Given that international operations often entail complex supply chains and significant capital investments and the uncertainty that lingers over TJCA as these rules are developed, the effect has probably been more of a “wait and see” with tentative steps in the directions intended by the policy incentives, than any significant and dramatic change of direction.
McCormick’s growth strategy is based on three key areas — 1/3 growth in our base portfolio core products, 1/3 from new products and 1/3 growth by acquisition by product innovation. Our planning strategies support this three-part strategy and take into account TJCA changes — the benefits and the detriments — to inform the business decisions. The McCormick business strategy leads and the tax planning aligns to the strategy and seeks to optimize the return under the applicable rules. Evidence of our responsible tax policy and the Board’s oversight of our approach is laid out in the McCormick U.K. Tax Strategy, highlighting our approach of transparency, not secrecy, and alignment of taxation with commercial value creation, not migration of value.
Assuming the taxation of digital activity is going to happen, what is the most equitable and efficient form for such a tax structure?
In my personal view, I am supportive of the ongoing tax policy dialogue and discussion in the context of the OECD’s “Inclusive Framework” to work through issues, which is following the OECD BEPS Action Item 1 direction of not “ring-fencing” digital activity. While many elements of digital activity appear to be novel, significant elements of the business models in which this “digital activity” occurs are not novel at all. Whether sales of advertisements, transfer of goods, providing services, or licensing intellectual property conducted in “digital space”, the underlying transactions remain the same that have been governed by an international tax system that has developed over the past 100-plus years.

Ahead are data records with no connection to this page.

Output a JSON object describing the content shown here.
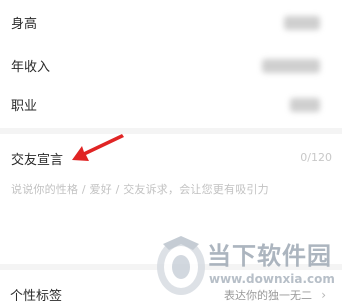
{
  "profile_fields": [
    {
      "label": "身高"
    },
    {
      "label": "年收入"
    },
    {
      "label": "职业"
    }
  ],
  "declaration": {
    "title": "交友宣言",
    "counter": "0/120",
    "placeholder": "说说你的性格 / 爱好 / 交友诉求，会让您更有吸引力"
  },
  "tags": {
    "label": "个性标签",
    "hint": "表达你的独一无二"
  },
  "watermark": {
    "name": "当下软件园",
    "url": "www.downxia.com"
  },
  "colors": {
    "annotation_arrow": "#e02424",
    "placeholder": "#c2c2c2"
  },
  "icons": {
    "tags_chevron": "chevron-right-icon",
    "annotation": "red-arrow-icon"
  }
}
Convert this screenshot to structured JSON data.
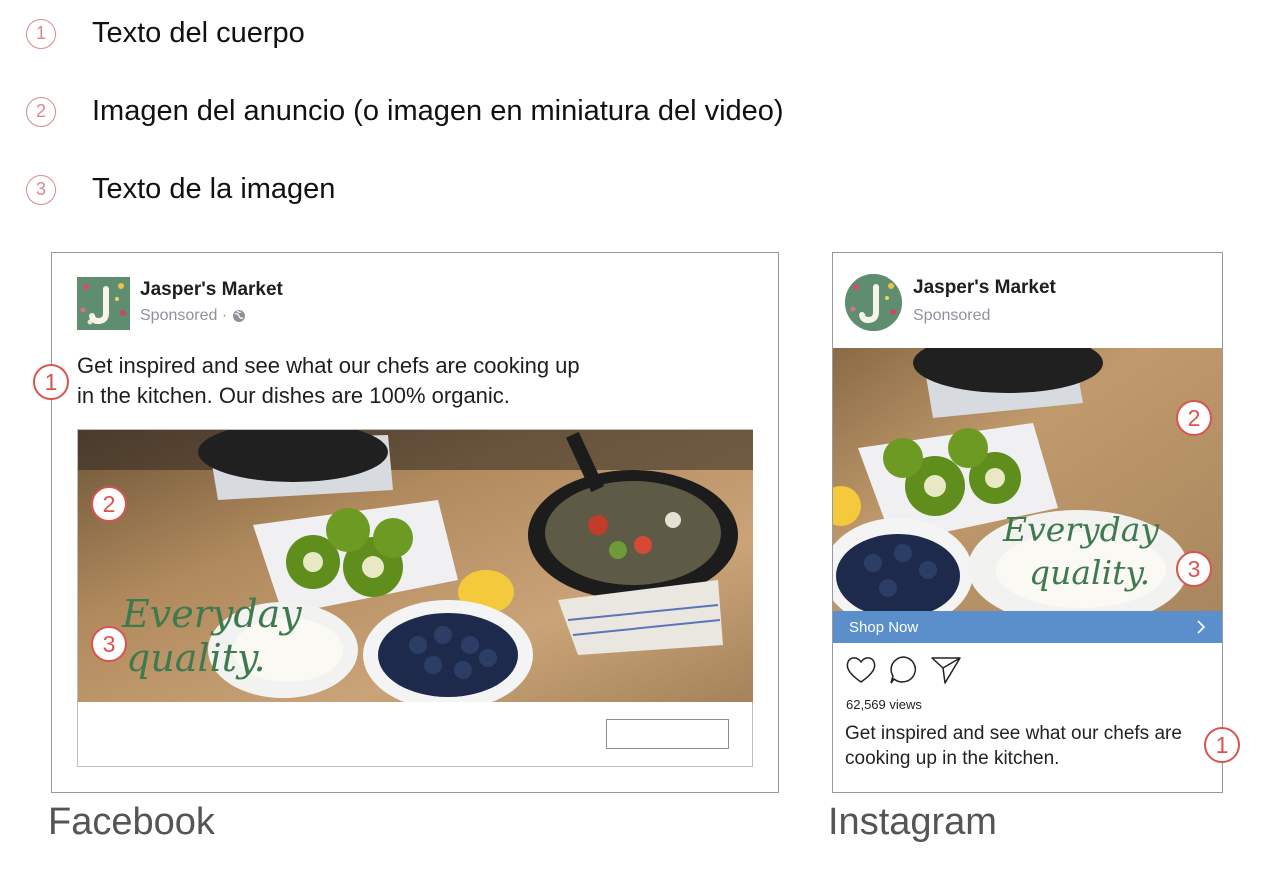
{
  "legend": [
    {
      "num": "1",
      "text": "Texto del cuerpo"
    },
    {
      "num": "2",
      "text": "Imagen del anuncio (o imagen en miniatura del video)"
    },
    {
      "num": "3",
      "text": "Texto de la imagen"
    }
  ],
  "facebook": {
    "caption": "Facebook",
    "page_name": "Jasper's Market",
    "sponsored": "Sponsored ·",
    "body_line1": "Get inspired and see what our chefs are cooking up",
    "body_line2": "in the kitchen. Our dishes are 100% organic.",
    "overlay_line1": "Everyday",
    "overlay_line2": "quality.",
    "callouts": [
      "1",
      "2",
      "3"
    ]
  },
  "instagram": {
    "caption": "Instagram",
    "page_name": "Jasper's Market",
    "sponsored": "Sponsored",
    "overlay_line1": "Everyday",
    "overlay_line2": "quality.",
    "cta_label": "Shop Now",
    "views": "62,569 views",
    "body_line1": "Get inspired and see what our chefs are",
    "body_line2": "cooking up in the kitchen.",
    "callouts": [
      "2",
      "3",
      "1"
    ]
  },
  "colors": {
    "callout": "#d9534f",
    "legend_number": "#d88a8a",
    "cta": "#5b8fcc",
    "overlay_text": "#3f7a4f"
  },
  "icons": [
    "globe-icon",
    "heart-icon",
    "comment-icon",
    "send-icon",
    "chevron-right-icon"
  ]
}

The most equitable and efficient form of taxation will build upon this current rule structure, which has been in a state of evolution over this period to avoid “double taxation” and has been extensively refined in the recent past to address aggressive tax-rule arbitrage and other circumstances of “double no-tax.” The concepts developed within this historical context and embodied in a myriad of income tax treaties reflect an established framework that can be modified to address unique attributes.
Equitable and efficient approaches need to take into account the substantial existing cross-border investments made under the historical regimes. A change to a radically new system that does not take this into account would likely create disincentives for future investment and development. Equitable and efficient adaptations to those aspects of the “digital” economy that may be unique is preferable, such as recognizing creation of local marketing intangibles from local markets or the “network effects” of local customers or software users, while retaining concepts such as the arm’s-length principle and well-established approaches to address double taxation such as mutual agreement procedures to resolve jurisdictional conflicts.